Two weeks ago, District Court Judge Nancy Allf denied a motion from the NFL to pause discovery in Gruden’s case amid the NFL’s appeal to the high court. Allf’s ruling issued Oct. 20 denies the NFL’s request for arbitration in Gruden’s lawsuit against the league.
Gruden resigned from the Raiders on Oct. 11, 2021, after emails surfaced showing he used racist, misogynistic and homophobic comments. A New York Times investigation revealed Gruden had not only used racist comments in an email in 2011, but had regularly used derogatory language in emails during his employment with ESPN.
“Over nearly a decade, Gruden sent e-mails expressing racist, homophobic, and misogynistic views,” NFL lawyers said in their latest filing. “Among other things, Gruden’s e-mails used racial tropes to describe the executive director of the NFL Players Association, who is Black, and frequently used homophobic slurs. In October 2021, while Gruden was head coach of the Raiders, certain of the e-mails were obtained by the news media from an anonymous source and were published.”
The NFL lawyers deny Gruden’s “unsupported speculation” that the NFL and NFL Commissioner Roger Goodell were the source of the leak.
“Nevertheless, Gruden seeks to hold defendants responsible for his resignation from the Raiders,” the filing said.
Gruden received $60 million of his $100 million “record-setting” contract with the Raiders at the time of his resignation, lawyers for the NFL said. The NFL also said Gruden settled with the Raiders “for an additional undisclosed sum.”
Lawyers for the NFL argue the NFL Constitution and Gruden’s contract contain arbitration provisions, meaning issues would be resolved in private on the league’s terms.
Lawyers for the NFL are pushing to settle Gruden’s lawsuit through arbitration — and not the public process of discovery. That process would likely reveal how and who leaked Gruden’s emails and other business-related information.

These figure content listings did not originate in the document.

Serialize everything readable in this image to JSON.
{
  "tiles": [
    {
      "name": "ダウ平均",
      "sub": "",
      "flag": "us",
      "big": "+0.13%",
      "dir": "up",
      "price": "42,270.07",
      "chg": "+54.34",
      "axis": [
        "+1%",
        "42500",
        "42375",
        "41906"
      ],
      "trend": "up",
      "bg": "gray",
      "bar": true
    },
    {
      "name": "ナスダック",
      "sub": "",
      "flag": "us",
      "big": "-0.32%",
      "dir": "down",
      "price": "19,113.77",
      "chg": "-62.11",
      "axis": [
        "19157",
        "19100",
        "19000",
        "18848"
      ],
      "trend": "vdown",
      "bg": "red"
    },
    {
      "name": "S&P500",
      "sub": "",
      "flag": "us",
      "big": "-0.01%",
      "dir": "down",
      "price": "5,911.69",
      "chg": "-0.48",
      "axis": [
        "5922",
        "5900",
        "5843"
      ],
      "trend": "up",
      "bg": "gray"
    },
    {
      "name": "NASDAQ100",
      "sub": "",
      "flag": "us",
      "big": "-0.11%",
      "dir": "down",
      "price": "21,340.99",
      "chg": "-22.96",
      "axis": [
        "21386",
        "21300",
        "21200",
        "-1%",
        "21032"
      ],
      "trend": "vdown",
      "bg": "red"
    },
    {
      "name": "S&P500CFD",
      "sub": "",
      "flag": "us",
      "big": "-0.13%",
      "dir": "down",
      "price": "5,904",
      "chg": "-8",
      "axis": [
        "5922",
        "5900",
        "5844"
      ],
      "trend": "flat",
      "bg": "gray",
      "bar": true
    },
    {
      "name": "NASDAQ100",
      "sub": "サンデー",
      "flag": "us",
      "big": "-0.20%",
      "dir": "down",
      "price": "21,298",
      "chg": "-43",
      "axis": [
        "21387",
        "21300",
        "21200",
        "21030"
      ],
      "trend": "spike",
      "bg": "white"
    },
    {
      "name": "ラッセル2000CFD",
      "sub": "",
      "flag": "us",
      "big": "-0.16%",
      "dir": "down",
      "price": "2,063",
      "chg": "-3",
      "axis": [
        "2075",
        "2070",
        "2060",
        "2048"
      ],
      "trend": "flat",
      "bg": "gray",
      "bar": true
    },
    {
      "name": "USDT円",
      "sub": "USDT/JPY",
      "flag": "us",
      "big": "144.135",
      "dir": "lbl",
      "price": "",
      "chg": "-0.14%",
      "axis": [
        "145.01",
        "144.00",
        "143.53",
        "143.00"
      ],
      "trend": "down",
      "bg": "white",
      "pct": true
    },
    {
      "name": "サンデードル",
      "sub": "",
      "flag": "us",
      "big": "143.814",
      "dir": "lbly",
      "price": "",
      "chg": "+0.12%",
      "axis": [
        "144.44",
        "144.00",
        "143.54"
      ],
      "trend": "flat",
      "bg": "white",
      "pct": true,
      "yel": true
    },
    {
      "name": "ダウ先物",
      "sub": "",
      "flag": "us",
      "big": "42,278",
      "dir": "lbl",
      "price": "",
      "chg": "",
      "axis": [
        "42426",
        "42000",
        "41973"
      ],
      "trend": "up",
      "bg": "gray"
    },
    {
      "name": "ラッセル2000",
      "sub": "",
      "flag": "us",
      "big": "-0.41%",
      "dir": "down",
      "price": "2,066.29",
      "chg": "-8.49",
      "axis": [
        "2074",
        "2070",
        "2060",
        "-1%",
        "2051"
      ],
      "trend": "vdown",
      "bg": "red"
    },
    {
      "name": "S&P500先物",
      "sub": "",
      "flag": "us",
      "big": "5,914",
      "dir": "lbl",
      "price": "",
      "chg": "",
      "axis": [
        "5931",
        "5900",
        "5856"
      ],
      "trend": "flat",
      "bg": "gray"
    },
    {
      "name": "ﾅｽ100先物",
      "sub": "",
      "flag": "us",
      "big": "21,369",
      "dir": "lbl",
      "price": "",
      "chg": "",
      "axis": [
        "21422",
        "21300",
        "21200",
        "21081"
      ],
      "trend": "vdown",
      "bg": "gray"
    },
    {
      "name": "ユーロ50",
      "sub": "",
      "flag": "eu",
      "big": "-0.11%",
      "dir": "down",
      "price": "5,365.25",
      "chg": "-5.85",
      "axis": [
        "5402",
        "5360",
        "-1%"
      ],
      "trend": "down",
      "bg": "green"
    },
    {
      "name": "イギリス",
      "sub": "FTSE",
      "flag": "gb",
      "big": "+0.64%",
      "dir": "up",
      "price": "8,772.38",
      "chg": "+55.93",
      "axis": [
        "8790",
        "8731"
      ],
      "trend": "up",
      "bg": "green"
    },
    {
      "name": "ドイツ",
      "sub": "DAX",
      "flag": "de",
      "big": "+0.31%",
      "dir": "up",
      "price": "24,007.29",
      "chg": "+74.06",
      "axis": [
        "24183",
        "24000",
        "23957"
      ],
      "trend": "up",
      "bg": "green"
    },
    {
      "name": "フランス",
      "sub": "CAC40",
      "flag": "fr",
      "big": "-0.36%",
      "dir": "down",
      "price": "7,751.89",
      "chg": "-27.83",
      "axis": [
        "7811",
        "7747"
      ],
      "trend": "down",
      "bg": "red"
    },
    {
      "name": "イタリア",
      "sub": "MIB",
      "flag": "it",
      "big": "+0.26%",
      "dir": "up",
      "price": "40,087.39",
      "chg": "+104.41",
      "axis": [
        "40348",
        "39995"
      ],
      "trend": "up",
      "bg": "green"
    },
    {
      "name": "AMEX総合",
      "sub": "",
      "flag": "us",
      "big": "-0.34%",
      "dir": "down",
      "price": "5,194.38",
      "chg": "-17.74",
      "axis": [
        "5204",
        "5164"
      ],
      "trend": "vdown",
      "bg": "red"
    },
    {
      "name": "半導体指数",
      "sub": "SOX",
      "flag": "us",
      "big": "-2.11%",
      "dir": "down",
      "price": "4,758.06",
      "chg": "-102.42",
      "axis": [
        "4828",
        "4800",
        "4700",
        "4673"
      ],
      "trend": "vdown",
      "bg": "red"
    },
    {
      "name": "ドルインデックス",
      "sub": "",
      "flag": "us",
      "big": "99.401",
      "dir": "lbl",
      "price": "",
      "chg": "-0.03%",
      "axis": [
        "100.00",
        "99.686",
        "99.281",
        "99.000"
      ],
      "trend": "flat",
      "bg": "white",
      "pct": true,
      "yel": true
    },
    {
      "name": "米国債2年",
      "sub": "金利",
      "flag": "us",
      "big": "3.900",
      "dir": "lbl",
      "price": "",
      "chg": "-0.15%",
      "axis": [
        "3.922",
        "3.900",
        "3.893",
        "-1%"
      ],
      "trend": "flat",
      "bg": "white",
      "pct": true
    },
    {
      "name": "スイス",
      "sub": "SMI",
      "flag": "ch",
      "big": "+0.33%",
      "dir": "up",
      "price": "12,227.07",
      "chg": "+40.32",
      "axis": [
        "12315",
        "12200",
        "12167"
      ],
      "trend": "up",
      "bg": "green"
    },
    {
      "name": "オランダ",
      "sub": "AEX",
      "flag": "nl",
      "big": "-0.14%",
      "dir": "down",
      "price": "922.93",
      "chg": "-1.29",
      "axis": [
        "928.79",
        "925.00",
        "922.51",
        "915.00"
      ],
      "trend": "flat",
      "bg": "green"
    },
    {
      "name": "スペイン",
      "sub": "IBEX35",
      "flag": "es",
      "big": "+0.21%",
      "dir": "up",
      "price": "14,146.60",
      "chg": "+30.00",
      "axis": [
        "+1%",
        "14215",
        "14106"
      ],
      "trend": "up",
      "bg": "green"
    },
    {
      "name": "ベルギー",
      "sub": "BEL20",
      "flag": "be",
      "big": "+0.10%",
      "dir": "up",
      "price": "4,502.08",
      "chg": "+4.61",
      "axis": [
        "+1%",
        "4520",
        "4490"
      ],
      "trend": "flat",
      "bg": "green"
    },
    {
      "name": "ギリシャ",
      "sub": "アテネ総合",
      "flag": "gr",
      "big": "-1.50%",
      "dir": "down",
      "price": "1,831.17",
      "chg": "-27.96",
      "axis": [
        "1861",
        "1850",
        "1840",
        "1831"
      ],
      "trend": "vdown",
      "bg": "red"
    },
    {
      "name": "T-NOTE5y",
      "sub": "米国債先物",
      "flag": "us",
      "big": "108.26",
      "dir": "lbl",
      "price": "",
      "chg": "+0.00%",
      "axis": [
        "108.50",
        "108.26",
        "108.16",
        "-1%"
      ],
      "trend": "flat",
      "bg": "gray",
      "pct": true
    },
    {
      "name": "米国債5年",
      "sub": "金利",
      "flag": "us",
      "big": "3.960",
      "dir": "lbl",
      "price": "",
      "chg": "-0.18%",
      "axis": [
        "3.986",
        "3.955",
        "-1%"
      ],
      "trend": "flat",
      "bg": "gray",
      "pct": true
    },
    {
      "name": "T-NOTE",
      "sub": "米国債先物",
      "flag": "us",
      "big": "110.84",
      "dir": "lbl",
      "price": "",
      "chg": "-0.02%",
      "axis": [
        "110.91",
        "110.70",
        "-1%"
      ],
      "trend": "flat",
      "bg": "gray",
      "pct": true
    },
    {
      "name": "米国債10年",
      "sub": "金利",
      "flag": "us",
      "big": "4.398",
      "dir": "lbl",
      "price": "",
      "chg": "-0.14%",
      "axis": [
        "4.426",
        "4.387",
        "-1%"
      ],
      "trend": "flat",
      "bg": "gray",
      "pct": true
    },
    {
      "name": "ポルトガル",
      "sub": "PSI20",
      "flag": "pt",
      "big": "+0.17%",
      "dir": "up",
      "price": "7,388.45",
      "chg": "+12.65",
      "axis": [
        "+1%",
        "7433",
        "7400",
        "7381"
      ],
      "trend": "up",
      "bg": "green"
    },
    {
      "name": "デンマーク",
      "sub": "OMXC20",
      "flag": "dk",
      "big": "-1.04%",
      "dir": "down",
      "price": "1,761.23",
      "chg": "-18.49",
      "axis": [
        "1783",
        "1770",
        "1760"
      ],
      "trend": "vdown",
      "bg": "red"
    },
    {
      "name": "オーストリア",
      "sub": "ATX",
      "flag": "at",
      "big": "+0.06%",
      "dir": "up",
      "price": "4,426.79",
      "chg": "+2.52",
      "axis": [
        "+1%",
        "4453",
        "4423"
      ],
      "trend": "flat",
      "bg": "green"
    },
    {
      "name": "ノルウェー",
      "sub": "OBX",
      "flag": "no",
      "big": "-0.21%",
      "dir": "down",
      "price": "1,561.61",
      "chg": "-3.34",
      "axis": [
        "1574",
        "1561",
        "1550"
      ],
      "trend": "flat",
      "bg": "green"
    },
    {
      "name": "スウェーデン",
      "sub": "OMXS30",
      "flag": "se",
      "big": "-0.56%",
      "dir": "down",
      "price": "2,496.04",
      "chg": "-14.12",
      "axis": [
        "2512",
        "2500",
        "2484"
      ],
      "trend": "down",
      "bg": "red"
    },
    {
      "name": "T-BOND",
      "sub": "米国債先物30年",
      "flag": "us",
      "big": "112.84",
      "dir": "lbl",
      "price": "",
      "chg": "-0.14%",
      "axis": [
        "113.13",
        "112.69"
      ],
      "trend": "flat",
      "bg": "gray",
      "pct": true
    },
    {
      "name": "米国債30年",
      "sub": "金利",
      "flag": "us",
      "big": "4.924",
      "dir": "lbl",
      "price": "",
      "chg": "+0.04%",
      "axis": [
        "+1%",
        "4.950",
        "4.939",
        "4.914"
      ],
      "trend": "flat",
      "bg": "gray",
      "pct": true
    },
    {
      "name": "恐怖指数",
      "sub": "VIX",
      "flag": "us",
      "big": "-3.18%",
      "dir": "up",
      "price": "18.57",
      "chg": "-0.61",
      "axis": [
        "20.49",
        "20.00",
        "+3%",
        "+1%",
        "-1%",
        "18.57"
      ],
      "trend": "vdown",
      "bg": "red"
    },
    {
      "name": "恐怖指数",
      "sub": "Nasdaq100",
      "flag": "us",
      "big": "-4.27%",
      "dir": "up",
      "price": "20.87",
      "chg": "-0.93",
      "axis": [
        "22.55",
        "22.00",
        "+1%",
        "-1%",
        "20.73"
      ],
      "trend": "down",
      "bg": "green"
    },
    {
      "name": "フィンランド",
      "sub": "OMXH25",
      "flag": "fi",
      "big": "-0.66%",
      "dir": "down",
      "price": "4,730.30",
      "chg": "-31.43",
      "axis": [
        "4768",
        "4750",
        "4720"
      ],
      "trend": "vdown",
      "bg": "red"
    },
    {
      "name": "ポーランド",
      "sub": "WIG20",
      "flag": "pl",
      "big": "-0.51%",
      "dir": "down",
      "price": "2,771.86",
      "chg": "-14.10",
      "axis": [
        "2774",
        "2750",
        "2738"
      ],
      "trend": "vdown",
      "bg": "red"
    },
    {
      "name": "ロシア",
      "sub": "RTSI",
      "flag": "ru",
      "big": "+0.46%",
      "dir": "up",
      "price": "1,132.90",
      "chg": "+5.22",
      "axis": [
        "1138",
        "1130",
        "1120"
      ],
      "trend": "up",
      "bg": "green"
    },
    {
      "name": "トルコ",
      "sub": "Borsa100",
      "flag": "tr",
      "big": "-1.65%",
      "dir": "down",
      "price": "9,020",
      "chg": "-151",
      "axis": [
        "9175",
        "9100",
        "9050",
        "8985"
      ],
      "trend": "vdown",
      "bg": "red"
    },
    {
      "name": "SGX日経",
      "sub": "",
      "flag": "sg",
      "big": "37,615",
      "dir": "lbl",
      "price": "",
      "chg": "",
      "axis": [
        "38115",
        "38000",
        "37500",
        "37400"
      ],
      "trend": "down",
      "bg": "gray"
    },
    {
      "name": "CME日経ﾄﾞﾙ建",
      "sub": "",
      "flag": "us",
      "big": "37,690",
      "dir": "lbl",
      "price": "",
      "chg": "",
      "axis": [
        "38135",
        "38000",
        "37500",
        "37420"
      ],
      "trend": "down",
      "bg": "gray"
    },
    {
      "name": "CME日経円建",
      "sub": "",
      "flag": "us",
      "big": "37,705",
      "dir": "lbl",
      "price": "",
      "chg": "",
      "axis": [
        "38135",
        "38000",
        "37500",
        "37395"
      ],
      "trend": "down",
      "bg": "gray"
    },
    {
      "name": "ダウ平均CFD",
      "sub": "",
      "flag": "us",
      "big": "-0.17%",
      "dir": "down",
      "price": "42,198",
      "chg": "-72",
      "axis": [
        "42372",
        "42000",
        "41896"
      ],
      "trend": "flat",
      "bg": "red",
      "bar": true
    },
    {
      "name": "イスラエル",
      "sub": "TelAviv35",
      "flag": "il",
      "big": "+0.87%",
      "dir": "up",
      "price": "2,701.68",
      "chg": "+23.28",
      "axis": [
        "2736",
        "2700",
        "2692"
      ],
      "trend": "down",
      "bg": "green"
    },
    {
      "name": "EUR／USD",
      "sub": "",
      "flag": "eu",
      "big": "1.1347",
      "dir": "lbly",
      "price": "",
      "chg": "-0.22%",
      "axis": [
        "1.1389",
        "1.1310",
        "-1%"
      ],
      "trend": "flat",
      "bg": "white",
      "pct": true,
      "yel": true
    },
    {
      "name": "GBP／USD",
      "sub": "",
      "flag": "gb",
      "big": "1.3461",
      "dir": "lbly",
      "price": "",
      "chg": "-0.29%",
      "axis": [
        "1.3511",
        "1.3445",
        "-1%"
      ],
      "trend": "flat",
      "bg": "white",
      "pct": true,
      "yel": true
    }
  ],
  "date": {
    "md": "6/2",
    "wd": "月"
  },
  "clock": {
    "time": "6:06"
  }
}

Gruden’s lawyers have argued he is no longer under the NFL’s preview and that Goodell himself would be the arbitrator.
Judge Allf’s ruling issued last Wednesday denied the NFL’s request for arbitration in Gruden’s lawsuit against the league. The discovery process could also reveal other information the NFL seeks to keep confidential.
The lawyers argue the Supreme Court of Nevada has a history of overturning district court denials in similar circumstances.
Gruden signed a $100 million contract with the then-Oakland Raiders in 2018. According to the lawsuit, he is not being paid the remaining balance on the contract, which runs through 2027. His lawyers also write Gruden is losing out on endorsement deals, including one with footwear company Skechers.
“I’m ashamed about what has come about in these emails, and I’ll make no excuses for it,” Gruden said during an event in Arkansas in late August. “It’s shameful, but I am a good person, I believe that. I go to church. I’ve been married for 31 years. I got three great boys. I still love football. I made some mistakes, but I don’t think anybody else in here hasn’t — and I just ask for forgiveness, and hopefully, I get another shot.”
It was unclear Thursday when the state supreme court would issue its ruling on the league’s appeal.